= Charles Oaks Ermatinger =

Canadian politician (1851–1921)

Charles Oaks (Oakes) Ermatinger (February 5, 1851 - December 16, 1921) was an Ontario lawyer, judge and political figure. He represented Elgin East in the Legislative Assembly of Ontario from 1883 to 1886 as a Conservative member.

He was born in St. Thomas, Canada West, in 1851, the son of Edward Ermatinger and the grandson of Zacheus Burnham. He articled in law with H.F. Ellis and D.B. Read, was called to the bar in 1873 and set up practice at St. Thomas. He served on the town council. In 1876, he married Charlotte, the widow of Arthur Dickson and daughter of Hugh Richardson. In 1885, he was named Queen's Counsel. Ermatinger ran unsuccessfully for the same seat in the House of Commons in 1887. In 1890, he was appointed Junior Judge for Elgin County.

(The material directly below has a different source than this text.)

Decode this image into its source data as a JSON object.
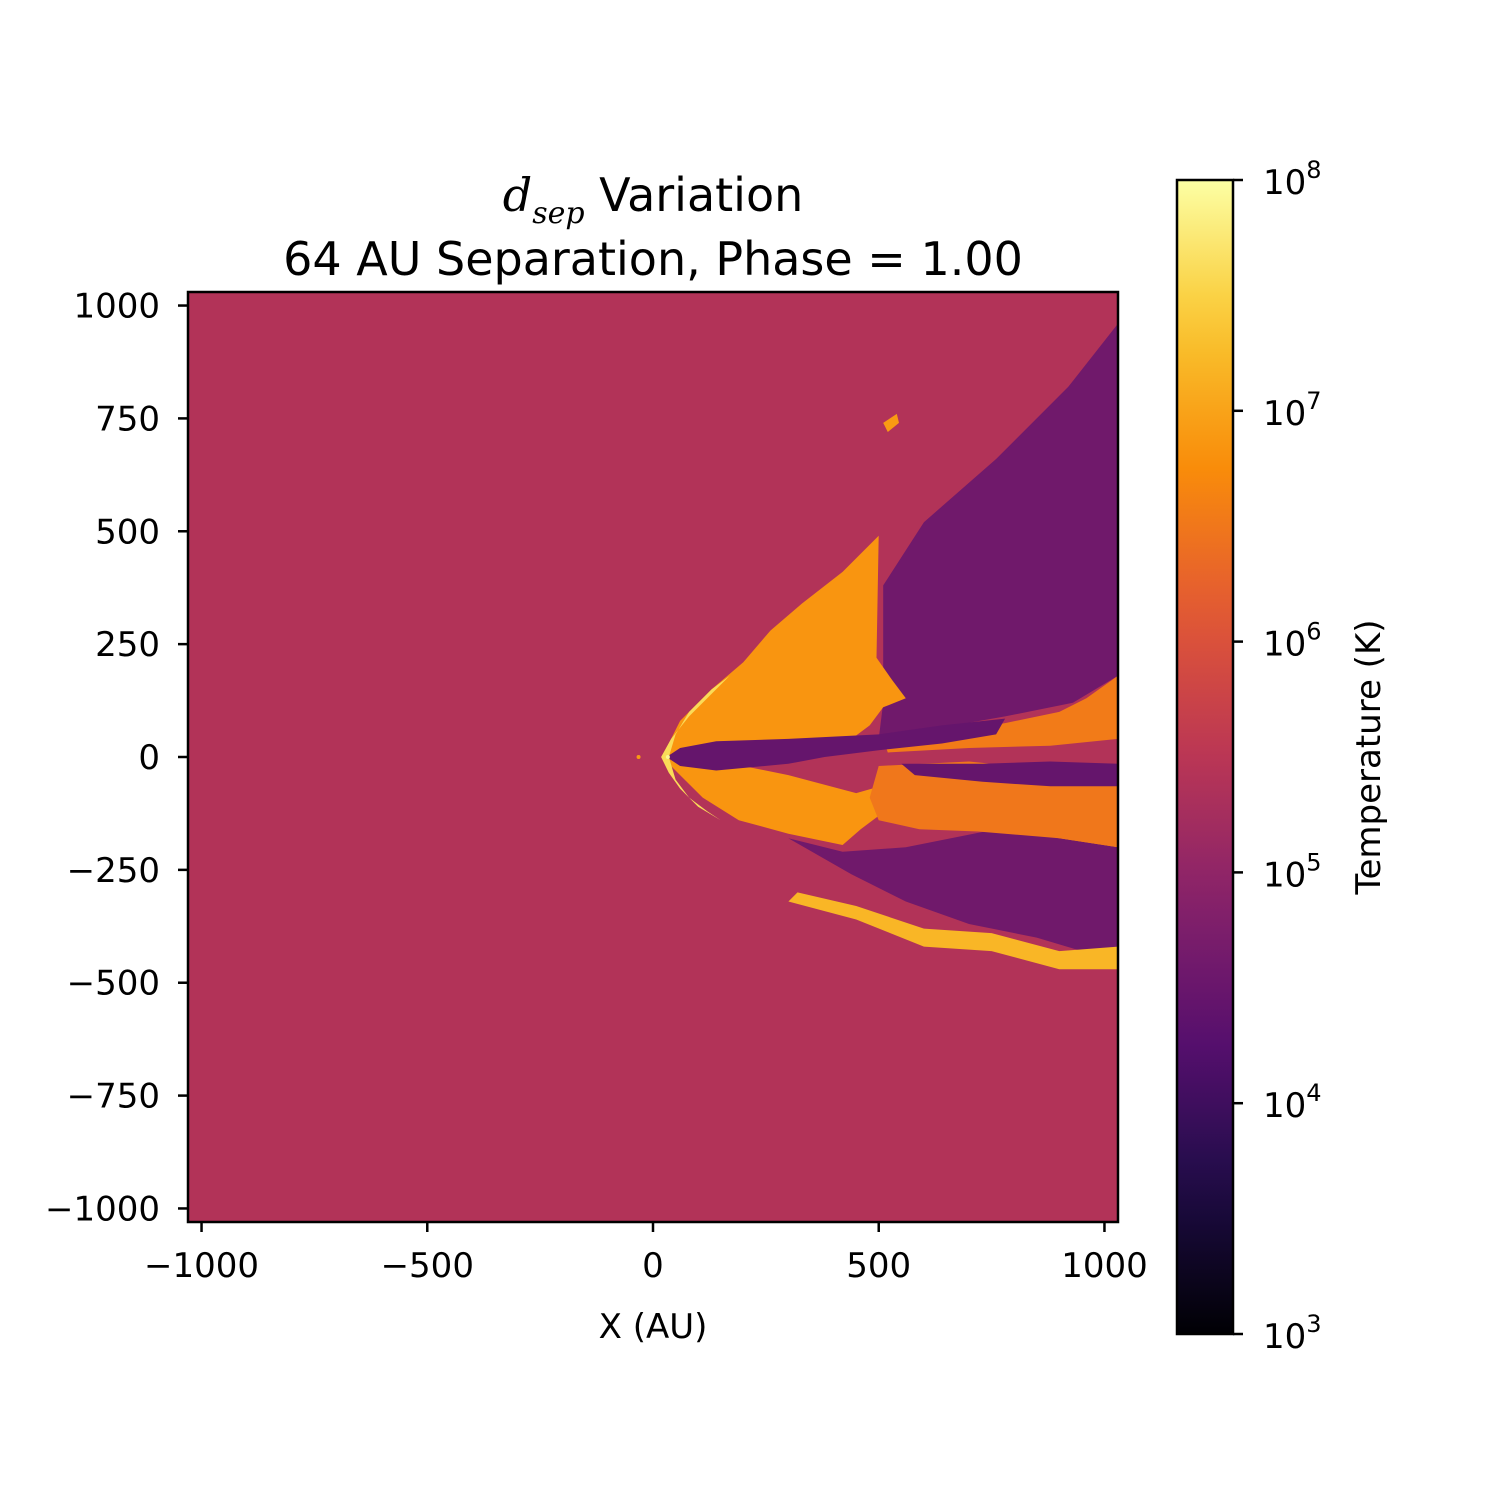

Ermatinger published an edition of The Talbot regime : or, The first half century of the Talbot settlement, originally published by his father.

==Bibliography==

- Ermatinger, C. O. The Retreat of Proctor and Tecumseh. S.l: s.n, 1919.
- Ermatinger, C. O. The Story of Old St. Thomas Church. St. Thomas, Ont.?: s.n, 1905. ISBN 0-665-74242-8
- Ermatinger, C. O. The Talbot Regime Or, The First Half Century of the Talbot Settlement. St. Thomas: Municipal world, 1904.
- Ermatinger, C. O. Canadian Franchise and Election Laws A Manual for the Use of Revising Officers, Municipal Officers, Candidates, Agents, and Electors : with Supplement Containing the Amending Acts of 1886. Toronto: Carswell, 1980. ISBN 0-665-02920-9
- Ermatinger, C. O., James H. Coyne, and W. H. Murch. Reminiscences of Early Settlers and Other Records Being the Fourth Publication of the Elgin Historical and Scientific Institute. St. Thomas, Ont: Elgin Historical and Scientific Institute, 1911.